I always wrote, but not like a wistful, “I wish I could be an author one day” way. I was busy doing other things that interested me or required my attention, as we all do, but I still wrote. I traveled, went to President’s Circle with two different Fortune 500 companies as a manager and sales manager, bought a boat and went to the Keys in it, but I always wrote. It just took a few hiatuses in there.

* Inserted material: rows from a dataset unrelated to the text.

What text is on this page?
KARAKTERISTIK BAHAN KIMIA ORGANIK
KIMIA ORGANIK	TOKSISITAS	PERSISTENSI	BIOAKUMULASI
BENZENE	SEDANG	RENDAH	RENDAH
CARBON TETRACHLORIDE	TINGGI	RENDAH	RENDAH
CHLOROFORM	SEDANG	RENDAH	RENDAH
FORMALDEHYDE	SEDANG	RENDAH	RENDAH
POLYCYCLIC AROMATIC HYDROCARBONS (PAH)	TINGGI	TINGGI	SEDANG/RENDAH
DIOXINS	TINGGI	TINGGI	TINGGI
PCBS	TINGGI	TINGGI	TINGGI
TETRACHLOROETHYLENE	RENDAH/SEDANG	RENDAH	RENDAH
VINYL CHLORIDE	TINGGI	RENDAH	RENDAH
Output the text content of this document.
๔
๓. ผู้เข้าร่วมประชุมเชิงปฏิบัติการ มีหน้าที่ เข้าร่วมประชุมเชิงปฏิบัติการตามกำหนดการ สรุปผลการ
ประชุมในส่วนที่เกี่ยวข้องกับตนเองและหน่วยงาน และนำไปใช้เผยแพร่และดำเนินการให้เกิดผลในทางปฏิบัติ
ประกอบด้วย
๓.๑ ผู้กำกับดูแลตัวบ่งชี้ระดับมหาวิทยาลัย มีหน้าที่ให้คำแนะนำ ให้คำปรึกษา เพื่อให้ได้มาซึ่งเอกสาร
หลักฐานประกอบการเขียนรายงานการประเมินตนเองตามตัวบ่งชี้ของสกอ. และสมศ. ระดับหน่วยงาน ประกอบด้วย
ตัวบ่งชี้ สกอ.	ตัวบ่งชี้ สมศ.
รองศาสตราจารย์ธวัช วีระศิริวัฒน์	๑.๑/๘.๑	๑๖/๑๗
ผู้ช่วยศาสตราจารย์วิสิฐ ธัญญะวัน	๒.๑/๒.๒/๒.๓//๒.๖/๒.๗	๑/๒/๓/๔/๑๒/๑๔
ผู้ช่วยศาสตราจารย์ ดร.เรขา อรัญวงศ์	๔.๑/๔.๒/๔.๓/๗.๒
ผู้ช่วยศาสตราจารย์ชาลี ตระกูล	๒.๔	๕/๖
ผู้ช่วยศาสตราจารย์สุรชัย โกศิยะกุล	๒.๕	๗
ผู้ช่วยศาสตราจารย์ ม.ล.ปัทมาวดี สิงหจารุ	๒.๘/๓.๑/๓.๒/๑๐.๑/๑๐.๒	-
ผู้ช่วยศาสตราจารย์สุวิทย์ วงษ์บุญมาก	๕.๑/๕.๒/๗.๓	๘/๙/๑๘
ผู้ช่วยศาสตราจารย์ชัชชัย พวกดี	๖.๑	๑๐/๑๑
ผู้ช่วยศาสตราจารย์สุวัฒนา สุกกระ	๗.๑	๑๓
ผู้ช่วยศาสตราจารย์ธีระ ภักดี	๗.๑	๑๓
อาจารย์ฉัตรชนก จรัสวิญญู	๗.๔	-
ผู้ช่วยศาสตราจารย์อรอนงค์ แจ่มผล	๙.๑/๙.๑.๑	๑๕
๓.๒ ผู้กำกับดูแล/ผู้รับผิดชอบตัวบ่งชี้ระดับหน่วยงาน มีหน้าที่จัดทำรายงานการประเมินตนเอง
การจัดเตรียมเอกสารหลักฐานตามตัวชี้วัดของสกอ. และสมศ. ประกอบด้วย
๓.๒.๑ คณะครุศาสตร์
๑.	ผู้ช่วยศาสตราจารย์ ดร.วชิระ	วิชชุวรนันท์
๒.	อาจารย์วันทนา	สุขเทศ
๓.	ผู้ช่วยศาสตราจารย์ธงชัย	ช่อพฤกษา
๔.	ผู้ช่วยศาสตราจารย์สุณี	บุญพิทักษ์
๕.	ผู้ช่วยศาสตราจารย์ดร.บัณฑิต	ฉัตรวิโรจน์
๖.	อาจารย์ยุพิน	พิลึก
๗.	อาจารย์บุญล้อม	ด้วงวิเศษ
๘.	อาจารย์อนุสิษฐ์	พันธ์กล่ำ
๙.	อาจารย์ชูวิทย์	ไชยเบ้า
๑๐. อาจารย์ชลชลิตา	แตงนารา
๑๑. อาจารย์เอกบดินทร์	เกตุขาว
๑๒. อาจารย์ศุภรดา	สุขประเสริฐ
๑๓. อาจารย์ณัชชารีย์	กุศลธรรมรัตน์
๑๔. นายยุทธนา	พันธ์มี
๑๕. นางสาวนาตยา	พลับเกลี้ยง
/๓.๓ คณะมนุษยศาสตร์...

I wrote stories for myself or friends, and when we discovered we had a baby girl on the way, I’d occasionally post about that on Facebook in story form, talking about baby prep stuff at first, because I was about to be a new dad; and then later I posted about fun stuff I did with the baby. This would always be in a “story format” – a post with a beginning, a middle, and an end. Some were a hundred words; some were a few thousand. I’d come home and have a hundred comments on a story I’d posted that morning, so I decided to write a book. Savvy Stories has become a beloved book for parents around the world, and when I finished writing that series, I wanted to try writing other things. So I did.
I love that I can put words on paper that can make people laugh, or cry, or be scared, or think about a treasured moment they experienced and have it unfold again right in front of them. That’s an amazing power, and very addictive. It’s a ton of fun, too, which is why I do it.
Where do your stories come from? What, for instance, inspired you to write The Gamma Sequence? How about Double Blind?
In Double Blind, I wanted to write a murder mystery with characters so engaging that readers (and me) wouldn’t want it to end.
The Gamma Sequence came from wondering “what if” about genetic research, and if it got into the wrong hands.
In both of those instances, I was intrigued with the idea of taking the best elements of storytelling and applying them to those genres. I had been asked by a group of New York Times and USA Today bestselling murder mystery authors to join them in an anthology. To me that was like being asked to play in the all-star game. So I said yes — and then I had to write a book. I kicked around ideas for Double Blind for few days with two author friends, and I watched some of the best murder mystery movies each day while I worked out, to get a feel for the genre. I watched cop TV shows to see what I liked about some, and what I disliked about others. In the end, what gripped me every time was interesting characters who I wanted to spend time with. I analyzed them. Why do I like this character? What’s engaging about them? When did I start to feel for that character? What did the author or director do to make that person sympathetic to me?
Then I said, the plot is X, and these interesting characters are going to be in that plot.
I laid out 30 plot points, I think, for Double Blind, and locked myself away like Professor Potts in Chitty Chitty Bang Bang. When I emerged from my workshop six weeks later, I didn’t have a flying car, but I had a great murder mystery. People love the plot, the twists, the characters – they want sequels and spinoffs! So I sketched out a five book series and now I’m writing it. Lots of readers say Double Blind is the best murder mystery they’ve ever read.
Then, a few months later, some of the same people asked me to join a medical thriller box set they were assembling. Another group of NYT and USAT bestselling authors. I originally said no, but an author friend said I should do it, and I ended up agreeing. I thought up an outline over two days, and about 35 days after that, The Gamma Sequence had been created. It’s been called the best medical thriller ever by a lot of readers! It’s been favorably compared to Michael Crichton and Robin Cook. I’ll take that comparison any day of the week!
Ultimately, I write things that I’d want to read. It’s as simple as that, but I’m an impatient reader, so my plots move fast. I’m a smart reader, so my stories are intricate and laced with twists that keep readers on their toes. And I’m a person who appreciates relationships, so my characters are people readers want to hang out with.
I do my very best to deliver a great story every time. So far, so good.